As mayor, Higgins is chairwoman of the City Council, and tonight, when the council convenes at 7:15 p.m. in the Puchalski Municipal Building behind City Hall, it will be her final turn at the helm.
After nearly 12 years as the city's 43rd mayor, Sept. 9 will mark the last day in office for Higgins, 56.
She is actually leaving a few months before the conclusion of her sixth two-year term. She announced in March that she would not seek a seventh term as mayor, and then in April, she announced she would leave office three months early, having accepted a job as director of Greenfield-based Community Action, an anti-poverty program that serves Franklin and Hampshire counties.

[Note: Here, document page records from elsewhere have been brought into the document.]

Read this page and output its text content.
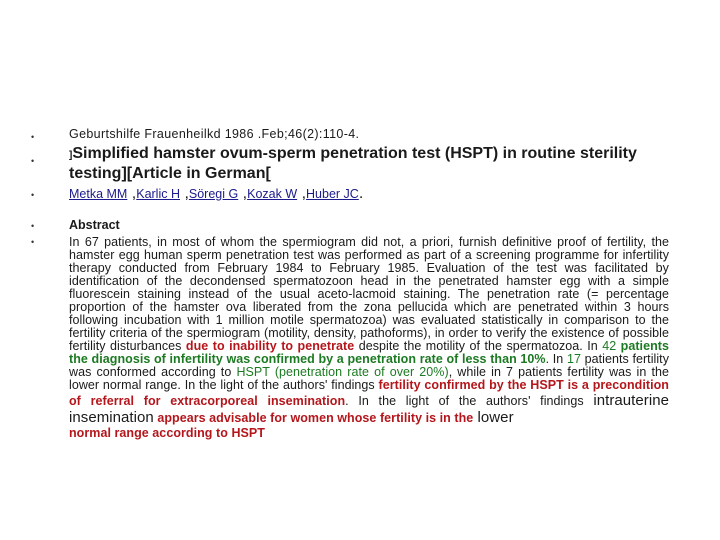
•
•
•
•
•
Geburtshilfe Frauenheilkd 1986 .Feb;46(2):110-4.
]Simplified hamster ovum-sperm penetration test (HSPT) in routine sterility testing][Article in German[
Metka MM ,Karlic H ,Söregi G ,Kozak W ,Huber JC.
Abstract
In 67 patients, in most of whom the spermiogram did not, a priori, furnish definitive proof of fertility, the hamster egg human sperm penetration test was performed as part of a screening programme for infertility therapy conducted from February 1984 to February 1985. Evaluation of the test was facilitated by identification of the decondensed spermatozoon head in the penetrated hamster egg with a simple fluorescein staining instead of the usual aceto-lacmoid staining. The penetration rate (= percentage proportion of the hamster ova liberated from the zona pellucida which are penetrated within 3 hours following incubation with 1 million motile spermatozoa) was evaluated statistically in comparison to the fertility criteria of the spermiogram (motility, density, pathoforms), in order to verify the existence of possible fertility disturbances due to inability to penetrate despite the motility of the spermatozoa. In 42 patients the diagnosis of infertility was confirmed by a penetration rate of less than 10%. In 17 patients fertility was conformed according to HSPT (penetration rate of over 20%), while in 7 patients fertility was in the lower normal range. In the light of the authors' findings fertility confirmed by the HSPT is a precondition of referral for extracorporeal insemination. In the light of the authors' findings intrauterine insemination appears advisable for women whose fertility is in the lower
normal range according to HSPT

So, for a municipal leader whose accomplishments in office include getting a senior center built, moving the long-awaited redevelopment of the former Northampton state hospital property into the active phase, creating 12 balanced annual city budgets, and getting the construction of a new police station under way, here are the matters that she will shepherd through tonight:
· A second, required vote on a resolution condemning a controversial federal immigration law enforcement program known as Secure Communities and calling for city employees and police to refuse to cooperate with the program run by the U.S. Immigration and Custom Enforcement agency, which allows the FBI to use fingerprints taken by local police to cross-reference immigrants against its databases;
· Approval of the transfer of $1.3 million in Community Preservation Fund revenues to ensure the money is available for the first round of CPA funding for fiscal 2012;
· Utility pole hearings for Cahillane Terrace and Old Ferry Road.
· The appointment of Nicholas J. Demetrion as special police officer;
· A presentation by the city's Human Rights Commission;
· Second, required votes on the appropriation of $351,500 for capital plan spending on equipment; the transfer of $76,000 from parking meter reserves to the capital program for the parking division; approval of $125,000 in capital plan spending on school-related improvements and $50,000 on recreational fields;
· a second vote on an order designating members of the Agriculture Commission as "special status" municipal employees;
· second, required votes on an ordinance amendment requiring a special permit for more than one curb cut in the central business district and other zoning changes consistent with the Sustainable Northampton Plan;
· approval of an increase in the fee for an "automatic amusement device license" from $50 to $65, as recommended by the License Commission.